音楽の慰め 第5回
佐々木 眞
イタリア弦楽四重奏団のモーツァルトの「ハイドン・カルテット」を70年代の旅先で耳にしたときは、最初の一音で陶然となって、なぜだか涙が出て仕方がありませんでした。
ああ、これがモーツァルトだ。これが弦楽四重奏だ。これが弦のほんたうの響きだ。
と確信できて、それは同じ頃に聞いたクーベリックのマーラーと同様にかけがえのない音楽体験となったのでした。
その後同じ曲をいろんな機会にいろんな団体で聴いたが、みな駄目でした。
大好きな東京カルテットも駄目でした。鉄人アルバン・ベルクも、てんでお呼びでなかった。
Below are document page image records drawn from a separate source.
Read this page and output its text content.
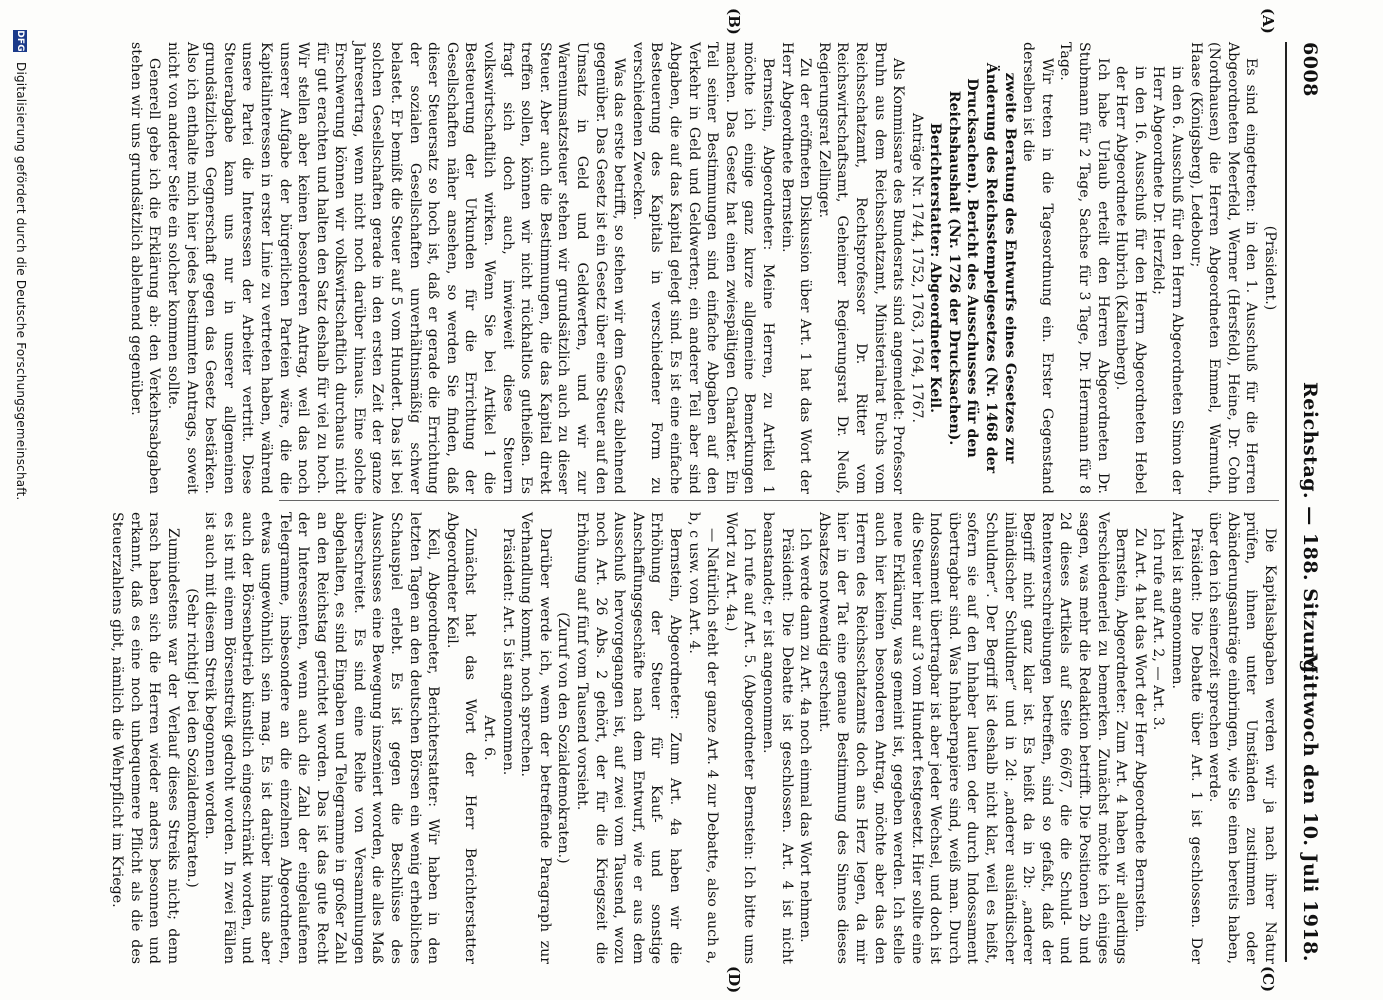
6008
Reichstag. — 188. Sitzung.
Mittwoch den 10. Juli 1918.
(A)
(B)
(C)
(D)

(Präsident.)

Es sind eingetreten: in den 1. Ausschuß für die Herren Abgeordneten Meerfeld, Werner (Hersfeld), Heine, Dr. Cohn (Nordhausen) die Herren Abgeordneten Emmel, Warmuth, Haase (Königsberg), Ledebour;

in den 6. Ausschuß für den Herrn Abgeordneten Simon der Herr Abgeordnete Dr. Herzfeld;

in den 16. Ausschuß für den Herrn Abgeordneten Hebel der Herr Abgeordnete Hubrich (Kaltenberg).

Ich habe Urlaub erteilt den Herren Abgeordneten Dr. Stubmann für 2 Tage, Sachse für 3 Tage, Dr. Herrmann für 8 Tage.

Wir treten in die Tagesordnung ein. Erster Gegenstand derselben ist die

zweite Beratung des Entwurfs eines Gesetzes zur Änderung des Reichsstempelgesetzes (Nr. 1468 der Drucksachen). Bericht des Ausschusses für den Reichshaushalt (Nr. 1726 der Drucksachen). Berichterstatter: Abgeordneter Keil.

Anträge Nr. 1744, 1752, 1763, 1764, 1767.

Als Kommissare des Bundesrats sind angemeldet: Professor Bruhn aus dem Reichsschatzamt, Ministerialrat Fuchs vom Reichsschatzamt, Rechtsprofessor Dr. Ritter vom Reichswirtschaftsamt, Geheimer Regierungsrat Dr. Neuß, Regierungsrat Zellinger.

Zu der eröffneten Diskussion über Art. 1 hat das Wort der Herr Abgeordnete Bernstein.

Bernstein, Abgeordneter: Meine Herren, zu Artikel 1 möchte ich einige ganz kurze allgemeine Bemerkungen machen. Das Gesetz hat einen zwiespältigen Charakter. Ein Teil seiner Bestimmungen sind einfache Abgaben auf den Verkehr in Geld und Geldwerten; ein anderer Teil aber sind Abgaben, die auf das Kapital gelegt sind. Es ist eine einfache Besteuerung des Kapitals in verschiedener Form zu verschiedenen Zwecken.

Was das erste betrifft, so stehen wir dem Gesetz ablehnend gegenüber. Das Gesetz ist ein Gesetz über eine Steuer auf den Umsatz in Geld und Geldwerten, und wir zur Warenumsatzsteuer stehen wir grundsätzlich auch zu dieser Steuer. Aber auch die Bestimmungen, die das Kapital direkt treffen sollen, können wir nicht rückhaltlos gutheißen. Es fragt sich doch auch, inwieweit diese Steuern volkswirtschaftlich wirken. Wenn Sie bei Artikel 1 die Besteuerung der Urkunden für die Errichtung der Gesellschaften näher ansehen, so werden Sie finden, daß dieser Steuersatz so hoch ist, daß er gerade die Errichtung der sozialen Gesellschaften unverhältnismäßig schwer belastet. Er bemißt die Steuer auf 5 vom Hundert. Das ist bei solchen Gesellschaften gerade in den ersten Zeit der ganze Jahresertrag, wenn nicht noch darüber hinaus. Eine solche Erschwerung können wir volkswirtschaftlich durchaus nicht für gut erachten und halten den Satz deshalb für viel zu hoch. Wir stellen aber keinen besonderen Antrag, weil das noch unserer Aufgabe der bürgerlichen Parteien wäre, die die Kapitalinteressen in erster Linie zu vertreten haben, während unsere Partei die Interessen der Arbeiter vertritt. Diese Steuerabgabe kann uns nur in unserer allgemeinen grundsätzlichen Gegnerschaft gegen das Gesetz bestärken. Also ich enthalte mich hier jedes bestimmten Antrags, soweit nicht von anderer Seite ein solcher kommen sollte.

Generell gebe ich die Erklärung ab: den Verkehrsabgaben stehen wir uns grundsätzlich ablehnend gegenüber.

Die Kapitalsabgaben werden wir ja nach ihrer Natur prüfen, ihnen unter Umständen zustimmen oder Abänderungsanträge einbringen, wie Sie einen bereits haben, über den ich seinerzeit sprechen werde.

Präsident: Die Debatte über Art. 1 ist geschlossen. Der Artikel ist angenommen.

Ich rufe auf Art. 2, — Art. 3.

Zu Art. 4 hat das Wort der Herr Abgeordnete Bernstein.

Bernstein, Abgeordneter: Zum Art. 4 haben wir allerdings Verschiedenerlei zu bemerken. Zunächst möchte ich einiges sagen, was mehr die Redaktion betrifft. Die Positionen 2b und 2d dieses Artikels auf Seite 66/67, die die Schuld- und Rentenverschreibungen betreffen, sind so gefaßt, daß der Begriff nicht ganz klar ist. Es heißt da in 2b: „anderer inländischer Schuldner“ und in 2d: „anderer ausländischer Schuldner“. Der Begriff ist deshalb nicht klar, weil es heißt, sofern sie auf den Inhaber lauten oder durch Indossament übertragbar sind. Was Inhaberpapiere sind, weiß man. Durch Indossament übertragbar ist aber jeder Wechsel, und doch ist die Steuer hier auf 3 vom Hundert festgesetzt. Hier sollte eine neue Erklärung, was gemeint ist, gegeben werden. Ich stelle auch hier keinen besonderen Antrag, möchte aber das den Herren des Reichsschatzamts doch ans Herz legen, da mir hier in der Tat eine genaue Bestimmung des Sinnes dieses Absatzes notwendig erscheint.

Ich werde dann zu Art. 4a noch einmal das Wort nehmen.

Präsident: Die Debatte ist geschlossen. Art. 4 ist nicht beanstandet; er ist angenommen.

Ich rufe auf Art. 5. (Abgeordneter Bernstein: Ich bitte ums Wort zu Art. 4a.)

— Natürlich steht der ganze Art. 4 zur Debatte, also auch a, b, c usw. von Art. 4.

Bernstein, Abgeordneter: Zum Art. 4a haben wir die Erhöhung der Steuer für Kauf- und sonstige Anschaffungsgeschäfte nach dem Entwurf, wie er aus dem Ausschuß hervorgegangen ist, auf zwei vom Tausend, wozu noch Art. 26 Abs. 2 gehört, der für die Kriegszeit die Erhöhung auf fünf vom Tausend vorsieht.

(Zuruf von den Sozialdemokraten.)

Darüber werde ich, wenn der betreffende Paragraph zur Verhandlung kommt, noch sprechen.

Präsident: Art. 5 ist angenommen.

Art. 6.

Zunächst hat das Wort der Herr Berichterstatter Abgeordneter Keil.

Keil, Abgeordneter, Berichterstatter: Wir haben in den letzten Tagen an den deutschen Börsen ein wenig erhebliches Schauspiel erlebt. Es ist gegen die Beschlüsse des Ausschusses eine Bewegung inszeniert worden, die alles Maß überschreitet. Es sind eine Reihe von Versammlungen abgehalten, es sind Eingaben und Telegramme in großer Zahl an den Reichstag gerichtet worden. Das ist das gute Recht der Interessenten, wenn auch die Zahl der eingelaufenen Telegramme, insbesondere an die einzelnen Abgeordneten, etwas ungewöhnlich sein mag. Es ist darüber hinaus aber auch der Börsenbetrieb künstlich eingeschränkt worden, und es ist mit einem Börsenstreik gedroht worden. In zwei Fällen ist auch mit diesem Streik begonnen worden.

(Sehr richtig! bei den Sozialdemokraten.)

Zumindestens war der Verlauf dieses Streiks nicht; denn rasch haben sich die Herren wieder anders besonnen und erkannt, daß es eine noch unbequemere Pflicht als die des Steuerzahlens gibt, nämlich die Wehrpflicht im Kriege.

DFG Digitalisierung gefördert durch die Deutsche Forschungsgemeinschaft.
それから幾星霜、いまではとっくの昔に解散したこの四重奏団がかつてフィリップス、デッカ、DGに入れたCD37枚の録音を順番に、それこそ粛々と聴いていくなかに、K387のその曲がありました。
「春」という副題がつけられたそのト長調4分の4拍子のその曲の、冒頭のAllegro vivace assaiを久しぶりに耳にした私でしたが、どこか違うのです。
それはまぎれもないイタリア弦楽四重奏団の演奏ではありましたが、あの日、あの時、あのホールに朗々と鳴り響いた、あの奥深い音ではなかったのです。
それから私は急いでCDを停めて、そのほかのモーツァルトやベートーヴェンやシューベルトなどがぎっしり詰め込まれている黄色いボックスにそっと仕舞いこみました。
半世紀近い大昔の、あのかけがえのない音楽と懐かしい思い出が、もうそれ以上傷つけられないように。